Data is the foundation of AI; if the data is bad, the AI will be bad. That's why it's so important to make sure that data is collected, stored and used ethically.
For example, if you are trying to determine whether a social intervention is effective, you would need to collect data on the efficacy of the intervention. This data must be accurate, complete, and relevant to whether the intervention is effective. However, despite high-quality data, you may still be subject to confirmation bias. This is because you may be more likely to notice or remember data that supports your preexisting beliefs about the drug. So what happens when the data tells a story you don't like? Does that mean the data is poor-quality, or are you experiencing confirmation bias? These are important questions to consider, as the answers can lead to AI systems that perpetuate and amplify biases against certain groups of people, which can have serious consequences.
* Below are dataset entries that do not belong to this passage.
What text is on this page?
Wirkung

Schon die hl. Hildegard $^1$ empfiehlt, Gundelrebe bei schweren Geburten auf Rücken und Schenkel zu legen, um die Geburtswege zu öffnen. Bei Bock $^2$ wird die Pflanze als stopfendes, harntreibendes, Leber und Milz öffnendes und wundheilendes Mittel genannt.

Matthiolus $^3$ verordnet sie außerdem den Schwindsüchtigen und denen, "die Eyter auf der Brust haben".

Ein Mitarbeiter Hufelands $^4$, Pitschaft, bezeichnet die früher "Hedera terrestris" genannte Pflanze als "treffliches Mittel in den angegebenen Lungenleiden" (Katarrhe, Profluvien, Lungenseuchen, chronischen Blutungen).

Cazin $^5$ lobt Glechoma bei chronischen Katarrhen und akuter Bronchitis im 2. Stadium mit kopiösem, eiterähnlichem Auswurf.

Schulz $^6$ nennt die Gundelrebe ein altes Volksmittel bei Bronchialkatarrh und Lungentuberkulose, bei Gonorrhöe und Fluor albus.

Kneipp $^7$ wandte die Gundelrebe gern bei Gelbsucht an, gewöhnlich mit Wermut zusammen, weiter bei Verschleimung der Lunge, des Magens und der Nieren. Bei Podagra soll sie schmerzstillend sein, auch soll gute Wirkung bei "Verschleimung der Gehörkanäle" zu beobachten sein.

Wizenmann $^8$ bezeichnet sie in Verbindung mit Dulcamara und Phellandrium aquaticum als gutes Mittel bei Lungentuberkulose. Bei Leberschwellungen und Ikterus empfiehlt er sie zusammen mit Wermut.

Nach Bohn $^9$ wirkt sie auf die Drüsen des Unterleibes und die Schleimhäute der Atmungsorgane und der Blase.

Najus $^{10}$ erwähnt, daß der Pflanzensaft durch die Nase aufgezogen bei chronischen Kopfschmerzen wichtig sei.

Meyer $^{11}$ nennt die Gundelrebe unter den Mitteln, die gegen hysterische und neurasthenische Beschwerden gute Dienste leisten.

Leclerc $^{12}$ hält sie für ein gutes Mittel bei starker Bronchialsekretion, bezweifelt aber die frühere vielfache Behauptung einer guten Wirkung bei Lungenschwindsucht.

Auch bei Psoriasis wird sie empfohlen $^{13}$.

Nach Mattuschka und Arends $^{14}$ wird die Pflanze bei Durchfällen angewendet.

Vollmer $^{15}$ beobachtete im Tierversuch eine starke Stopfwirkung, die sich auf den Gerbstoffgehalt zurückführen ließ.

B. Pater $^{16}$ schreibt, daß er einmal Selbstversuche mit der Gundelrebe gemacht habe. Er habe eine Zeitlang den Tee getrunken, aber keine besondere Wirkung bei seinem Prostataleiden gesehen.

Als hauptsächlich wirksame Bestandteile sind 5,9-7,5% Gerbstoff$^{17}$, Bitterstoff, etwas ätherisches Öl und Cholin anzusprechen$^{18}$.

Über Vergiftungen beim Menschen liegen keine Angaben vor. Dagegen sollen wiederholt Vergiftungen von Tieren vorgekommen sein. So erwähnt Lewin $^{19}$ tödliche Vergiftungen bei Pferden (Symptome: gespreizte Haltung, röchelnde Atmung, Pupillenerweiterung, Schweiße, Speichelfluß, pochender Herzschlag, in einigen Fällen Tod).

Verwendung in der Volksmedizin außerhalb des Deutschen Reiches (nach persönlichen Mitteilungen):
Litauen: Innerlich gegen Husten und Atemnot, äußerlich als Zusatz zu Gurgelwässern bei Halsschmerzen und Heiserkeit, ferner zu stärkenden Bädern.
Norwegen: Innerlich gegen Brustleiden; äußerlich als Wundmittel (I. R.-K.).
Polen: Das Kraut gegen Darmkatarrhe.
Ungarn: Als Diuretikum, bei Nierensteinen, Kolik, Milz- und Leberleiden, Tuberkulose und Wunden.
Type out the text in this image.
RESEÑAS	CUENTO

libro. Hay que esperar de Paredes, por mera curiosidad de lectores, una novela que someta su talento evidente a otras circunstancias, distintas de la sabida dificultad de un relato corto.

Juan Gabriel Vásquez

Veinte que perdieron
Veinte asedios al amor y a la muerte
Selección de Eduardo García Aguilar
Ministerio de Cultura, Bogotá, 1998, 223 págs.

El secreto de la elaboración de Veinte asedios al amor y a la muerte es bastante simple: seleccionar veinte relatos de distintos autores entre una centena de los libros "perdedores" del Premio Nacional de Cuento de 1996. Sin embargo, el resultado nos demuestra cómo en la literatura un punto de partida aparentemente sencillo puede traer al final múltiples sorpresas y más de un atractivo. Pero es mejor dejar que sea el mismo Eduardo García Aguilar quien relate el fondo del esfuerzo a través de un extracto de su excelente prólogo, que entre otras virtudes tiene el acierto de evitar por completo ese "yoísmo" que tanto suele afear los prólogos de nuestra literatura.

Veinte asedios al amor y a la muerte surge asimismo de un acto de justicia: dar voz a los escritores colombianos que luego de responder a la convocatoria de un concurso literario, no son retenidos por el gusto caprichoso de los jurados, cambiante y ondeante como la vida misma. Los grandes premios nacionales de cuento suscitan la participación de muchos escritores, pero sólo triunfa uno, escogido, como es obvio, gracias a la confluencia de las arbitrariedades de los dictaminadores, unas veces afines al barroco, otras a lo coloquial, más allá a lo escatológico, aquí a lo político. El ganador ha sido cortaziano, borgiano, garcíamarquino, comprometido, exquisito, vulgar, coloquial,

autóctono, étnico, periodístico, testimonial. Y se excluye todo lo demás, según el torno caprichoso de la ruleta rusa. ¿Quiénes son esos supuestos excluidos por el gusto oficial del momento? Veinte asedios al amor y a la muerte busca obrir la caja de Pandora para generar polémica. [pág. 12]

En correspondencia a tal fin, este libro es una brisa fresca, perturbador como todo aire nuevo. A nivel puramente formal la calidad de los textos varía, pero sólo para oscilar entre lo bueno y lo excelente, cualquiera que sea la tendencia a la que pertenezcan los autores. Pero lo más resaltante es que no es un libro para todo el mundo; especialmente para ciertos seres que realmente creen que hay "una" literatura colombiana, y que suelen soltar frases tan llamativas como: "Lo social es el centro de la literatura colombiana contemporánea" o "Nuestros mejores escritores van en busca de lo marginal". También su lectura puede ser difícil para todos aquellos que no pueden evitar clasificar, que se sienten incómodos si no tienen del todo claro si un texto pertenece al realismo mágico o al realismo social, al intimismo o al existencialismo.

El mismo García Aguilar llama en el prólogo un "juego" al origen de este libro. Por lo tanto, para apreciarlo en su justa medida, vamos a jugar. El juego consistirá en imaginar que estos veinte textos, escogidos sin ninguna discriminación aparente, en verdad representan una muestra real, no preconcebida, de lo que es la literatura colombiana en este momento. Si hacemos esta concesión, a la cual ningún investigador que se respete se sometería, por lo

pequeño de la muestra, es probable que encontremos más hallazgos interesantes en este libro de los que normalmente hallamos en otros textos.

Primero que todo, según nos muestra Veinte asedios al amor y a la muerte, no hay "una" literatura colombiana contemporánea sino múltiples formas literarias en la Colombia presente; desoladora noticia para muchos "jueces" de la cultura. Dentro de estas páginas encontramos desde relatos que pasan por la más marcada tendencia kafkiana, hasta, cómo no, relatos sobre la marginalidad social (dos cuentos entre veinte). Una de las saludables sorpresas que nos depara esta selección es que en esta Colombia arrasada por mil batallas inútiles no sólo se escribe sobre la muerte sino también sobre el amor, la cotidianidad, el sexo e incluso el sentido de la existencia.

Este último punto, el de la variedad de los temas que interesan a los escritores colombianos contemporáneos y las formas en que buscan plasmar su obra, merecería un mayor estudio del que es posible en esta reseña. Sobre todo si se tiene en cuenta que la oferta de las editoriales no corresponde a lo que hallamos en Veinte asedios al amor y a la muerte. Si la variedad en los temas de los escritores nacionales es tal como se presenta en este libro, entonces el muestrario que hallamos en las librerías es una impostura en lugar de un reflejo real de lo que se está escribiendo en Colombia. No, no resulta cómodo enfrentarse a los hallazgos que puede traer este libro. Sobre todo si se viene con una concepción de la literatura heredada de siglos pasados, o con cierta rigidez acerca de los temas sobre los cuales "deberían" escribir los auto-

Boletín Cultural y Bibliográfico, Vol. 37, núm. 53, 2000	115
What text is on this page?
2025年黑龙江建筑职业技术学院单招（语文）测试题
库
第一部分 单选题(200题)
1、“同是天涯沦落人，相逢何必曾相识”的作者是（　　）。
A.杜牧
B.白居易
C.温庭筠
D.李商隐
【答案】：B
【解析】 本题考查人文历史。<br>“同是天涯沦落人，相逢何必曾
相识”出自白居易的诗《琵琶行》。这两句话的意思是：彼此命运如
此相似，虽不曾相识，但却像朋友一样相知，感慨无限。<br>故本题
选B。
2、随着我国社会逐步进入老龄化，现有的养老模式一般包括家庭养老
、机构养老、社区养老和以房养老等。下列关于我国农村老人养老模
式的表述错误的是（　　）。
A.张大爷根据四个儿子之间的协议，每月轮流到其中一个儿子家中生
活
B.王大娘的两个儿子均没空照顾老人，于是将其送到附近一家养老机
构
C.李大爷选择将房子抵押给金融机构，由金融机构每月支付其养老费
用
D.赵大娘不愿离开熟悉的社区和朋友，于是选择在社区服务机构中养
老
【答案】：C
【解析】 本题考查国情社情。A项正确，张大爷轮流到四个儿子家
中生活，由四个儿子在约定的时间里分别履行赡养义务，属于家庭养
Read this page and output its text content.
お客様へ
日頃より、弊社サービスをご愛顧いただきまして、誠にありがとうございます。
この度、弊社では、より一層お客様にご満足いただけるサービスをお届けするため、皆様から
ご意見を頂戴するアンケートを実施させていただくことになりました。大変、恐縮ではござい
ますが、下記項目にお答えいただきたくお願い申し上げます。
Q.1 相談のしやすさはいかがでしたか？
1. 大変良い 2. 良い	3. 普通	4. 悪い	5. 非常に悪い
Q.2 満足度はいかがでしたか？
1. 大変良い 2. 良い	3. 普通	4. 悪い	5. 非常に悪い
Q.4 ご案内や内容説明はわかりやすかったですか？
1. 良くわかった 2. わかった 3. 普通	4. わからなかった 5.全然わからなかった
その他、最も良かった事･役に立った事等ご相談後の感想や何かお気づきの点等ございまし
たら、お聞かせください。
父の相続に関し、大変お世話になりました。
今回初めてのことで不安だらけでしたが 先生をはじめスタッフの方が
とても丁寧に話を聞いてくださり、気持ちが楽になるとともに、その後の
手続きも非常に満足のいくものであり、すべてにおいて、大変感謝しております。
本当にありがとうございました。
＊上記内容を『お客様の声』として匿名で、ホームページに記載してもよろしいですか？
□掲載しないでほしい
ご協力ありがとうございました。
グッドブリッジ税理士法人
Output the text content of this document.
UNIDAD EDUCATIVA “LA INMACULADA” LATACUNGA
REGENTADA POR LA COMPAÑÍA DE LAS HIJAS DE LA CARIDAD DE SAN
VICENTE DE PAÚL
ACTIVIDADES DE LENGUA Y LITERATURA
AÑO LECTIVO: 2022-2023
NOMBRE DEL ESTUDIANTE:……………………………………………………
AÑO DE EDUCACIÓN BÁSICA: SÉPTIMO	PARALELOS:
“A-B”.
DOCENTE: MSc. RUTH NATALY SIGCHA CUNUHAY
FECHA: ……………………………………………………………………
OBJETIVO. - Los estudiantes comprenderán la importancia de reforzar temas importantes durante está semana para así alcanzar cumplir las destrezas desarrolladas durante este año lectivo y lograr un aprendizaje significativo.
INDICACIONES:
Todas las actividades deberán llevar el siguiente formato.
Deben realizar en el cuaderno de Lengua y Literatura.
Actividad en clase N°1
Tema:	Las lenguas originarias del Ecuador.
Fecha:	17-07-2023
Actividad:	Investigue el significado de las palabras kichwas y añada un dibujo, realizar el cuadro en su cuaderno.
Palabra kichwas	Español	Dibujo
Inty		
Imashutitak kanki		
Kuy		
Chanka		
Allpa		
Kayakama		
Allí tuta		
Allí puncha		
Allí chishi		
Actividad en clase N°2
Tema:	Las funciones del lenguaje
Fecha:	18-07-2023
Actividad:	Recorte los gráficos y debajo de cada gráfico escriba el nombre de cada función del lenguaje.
Prioritizing data quality builds resilience
Trustworthy AI requires attention to the data management practices above and proper data preparation, metadata enrichment, labeling and testing data. All are involved in ensuring that AI systems are more accurate and reliable and that they are used responsibly and equitably.
When businesses prioritize data quality, they build a foundation for resilience. They are creating a business that can withstand shocks and disruptions more equitably and responsibly and set itself up for sustainable success.
Here are some specific examples of how businesses can improve data quality:
- Be clear about the purpose of data collection. When you collect data, make sure you have a clear understanding of why you are collecting it and how it will be used. This will help you to collect the right data and to use it ethically and responsibly.
- Get consent from data subjects. Before you collect data from people, make sure you get their consent. This means explaining what you are doing with their data and allowing them to opt-out.
- Secure data. Once you have collected data, it is important to secure it properly. This means using strong passwords and encryption to protect the data from unauthorized access.
- Use data responsibly. When you use data, make sure you do so in a way that is ethical and responsible. This means respecting people's privacy and not discriminating against them.
Data quality and ethical considerations in AI raise questions about accountability. Who is responsible for those decisions when AI systems are used to make decisions that impact people's lives? It is important to ensure accountability and transparency in the use of AI and that decisions made by AI systems can be audited and explained.
Aside from businesses behaving ethically on their own accord, governments worldwide have begun to discuss future AI regulation, so the importance of data quality and ethical considerations when developing and using AI systems is increasing. If the data used to train an AI system is inaccurate or biased, the system will make inaccurate or biased decisions that affect people's lives, yielding personal and economic harm. Perhaps this is why executives cite equity and responsibility as one of their top Resiliency Rules.